To have a discussion where one can modify the laws of physics
at will doesn't sound wise either. As Damien pointed out in
The Spike, regarding my ideas about the Matrioshka Brain:
  "He (me) is remarkably conservative in his projections, refusing
   (like Frank Tipler) to permit wild or exotic physics unknown
   to today's science. That might turn out to be an error, but
   it is a methodological choice a scientist is almost obliged
   to adopt; otherwise *anything* becomes possible and no
   proposal is interesting or testable."

This appears in list discussions as my infamous "No Magic Physics" (NMP)
comments. I'm fond of a quote that appears in one of the SETI conference
proceedings when someone in the audience commented to a speaker --
   "Yes, but if you give the theoreticians long enough they
    can explain *anything*".
The speaker's response was to agree. I prefer to do my speculations
on dry land rather than in the swamp.

> It would seem unwise to trust any and all cosmic visitors with
> bona fide intentions, for who knows if they have any motives
> such as reproduction of themselves at all costs.

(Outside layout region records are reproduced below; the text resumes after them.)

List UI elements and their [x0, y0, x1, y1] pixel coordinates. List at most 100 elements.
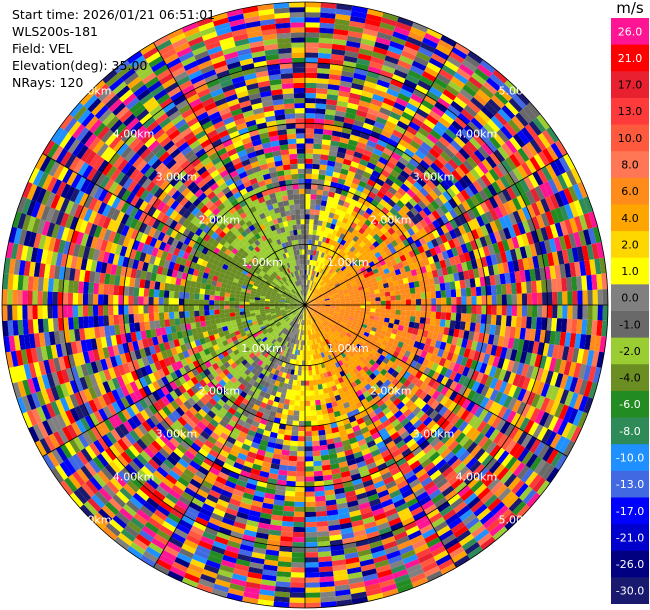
- velocity-gate: [324, 227, 330, 233]
- velocity-gate: [406, 36, 423, 47]
- velocity-gate: [434, 283, 441, 292]
- velocity-gate: [435, 207, 445, 217]
- velocity-gate: [286, 475, 296, 482]
- velocity-gate: [451, 264, 459, 274]
- velocity-gate: [373, 165, 384, 174]
- velocity-gate: [311, 281, 314, 287]
- velocity-gate: [525, 159, 537, 174]
- velocity-gate: [440, 214, 450, 225]
- velocity-gate: [350, 279, 356, 285]
- velocity-gate: [436, 73, 451, 85]
- velocity-gate: [382, 214, 391, 223]
- velocity-gate: [305, 511, 317, 518]
- velocity-gate: [326, 243, 332, 250]
- velocity-gate: [431, 82, 446, 94]
- velocity-gate: [361, 281, 368, 287]
- velocity-gate: [436, 183, 447, 194]
- velocity-gate: [550, 142, 563, 159]
- velocity-gate: [466, 305, 472, 314]
- velocity-gate: [308, 285, 312, 291]
- velocity-gate: [470, 313, 477, 323]
- velocity-gate: [305, 370, 309, 376]
- velocity-gate: [315, 199, 322, 206]
- velocity-gate: [526, 218, 536, 232]
- velocity-gate: [512, 223, 522, 237]
- velocity-gate: [451, 305, 457, 313]
- velocity-gate: [305, 27, 320, 33]
- velocity-gate: [454, 181, 465, 193]
- velocity-gate: [341, 284, 347, 289]
- velocity-gate: [307, 350, 311, 356]
- velocity-gate: [394, 290, 401, 296]
- velocity-gate: [430, 200, 440, 210]
- velocity-gate: [320, 289, 326, 294]
- velocity-gate: [314, 266, 318, 272]
- velocity-gate: [358, 180, 367, 188]
- velocity-gate: [290, 435, 299, 442]
- velocity-gate: [339, 80, 353, 88]
- velocity-gate: [317, 267, 322, 273]
- velocity-gate: [305, 295, 308, 301]
- velocity-gate: [449, 229, 458, 240]
- velocity-gate: [519, 178, 530, 193]
- velocity-gate: [376, 230, 384, 238]
- velocity-gate: [297, 370, 302, 376]
- velocity-gate: [410, 293, 416, 300]
- velocity-gate: [348, 97, 360, 105]
- velocity-gate: [418, 209, 428, 219]
- velocity-gate: [505, 156, 517, 171]
- velocity-gate: [557, 305, 563, 319]
- velocity-gate: [470, 259, 478, 270]
- velocity-gate: [592, 305, 598, 321]
- velocity-gate: [382, 182, 392, 191]
- velocity-gate: [334, 297, 340, 301]
- velocity-gate: [311, 234, 317, 241]
- velocity-gate: [540, 212, 550, 227]
- velocity-gate: [308, 239, 312, 245]
- velocity-gate: [344, 270, 350, 276]
- velocity-gate: [426, 203, 436, 213]
- velocity-gate: [350, 299, 356, 303]
- velocity-gate: [457, 132, 470, 145]
- velocity-gate: [462, 159, 474, 172]
- velocity-gate: [310, 280, 313, 286]
- velocity-gate: [312, 276, 316, 282]
- velocity-gate: [387, 235, 395, 243]
- velocity-gate: [444, 128, 458, 140]
- velocity-gate: [490, 115, 504, 130]
- velocity-gate: [587, 227, 597, 245]
- velocity-gate: [386, 242, 394, 250]
- velocity-gate: [327, 273, 332, 279]
- velocity-gate: [462, 144, 474, 157]
- velocity-gate: [396, 120, 409, 131]
- velocity-gate: [305, 244, 309, 250]
- velocity-gate: [309, 300, 315, 304]
- velocity-gate: [316, 189, 324, 196]
- velocity-gate: [335, 110, 346, 118]
- velocity-gate: [305, 303, 310, 305]
- velocity-gate: [403, 222, 412, 231]
- velocity-gate: [569, 201, 579, 218]
- velocity-gate: [305, 62, 318, 68]
- velocity-gate: [378, 210, 387, 219]
- velocity-gate: [521, 162, 533, 177]
- velocity-gate: [343, 55, 358, 63]
- velocity-gate: [363, 254, 371, 261]
- velocity-gate: [398, 217, 407, 226]
- velocity-gate: [395, 305, 401, 310]
- velocity-gate: [305, 98, 316, 104]
- velocity-gate: [342, 158, 352, 166]
- velocity-gate: [515, 112, 529, 127]
- velocity-gate: [318, 434, 327, 441]
- velocity-gate: [409, 184, 420, 195]
- velocity-gate: [318, 279, 323, 285]
- velocity-gate: [313, 470, 323, 477]
- velocity-gate: [356, 283, 363, 288]
- velocity-gate: [305, 163, 313, 169]
- velocity-gate: [351, 282, 357, 287]
- velocity-gate: [463, 270, 470, 280]
- velocity-gate: [380, 305, 386, 310]
- velocity-gate: [488, 168, 500, 182]
- velocity-gate: [319, 159, 328, 166]
- velocity-gate: [392, 31, 409, 41]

When all the brown dwarfs in the galaxy are gone and the easy
pickings from the matter & energy tree seem to be getting scarce
is when I think this principle *may* come into play. For a
fully developed solar system to become concerned, what has to
be approaching has to have relatively greater mass/energy
resources at its disposal so it seems unlikely that it is
going to appear on your galactic doorstep "unannounced"
giving you lots of time to prepare a reception.

I'll try to spend some time later looking up references for
"berserker". The Javien search option
  (http://forum.javien.com/future/search.php)
turns up some recent hits and the Extropian archive
  (http://www.lucifer.com/exi-lists/)
gets a few more. But they both seem to be missing the major
discussions on this (lord... 20 years after the invention
of the PC we *still* can't get things indexed properly...).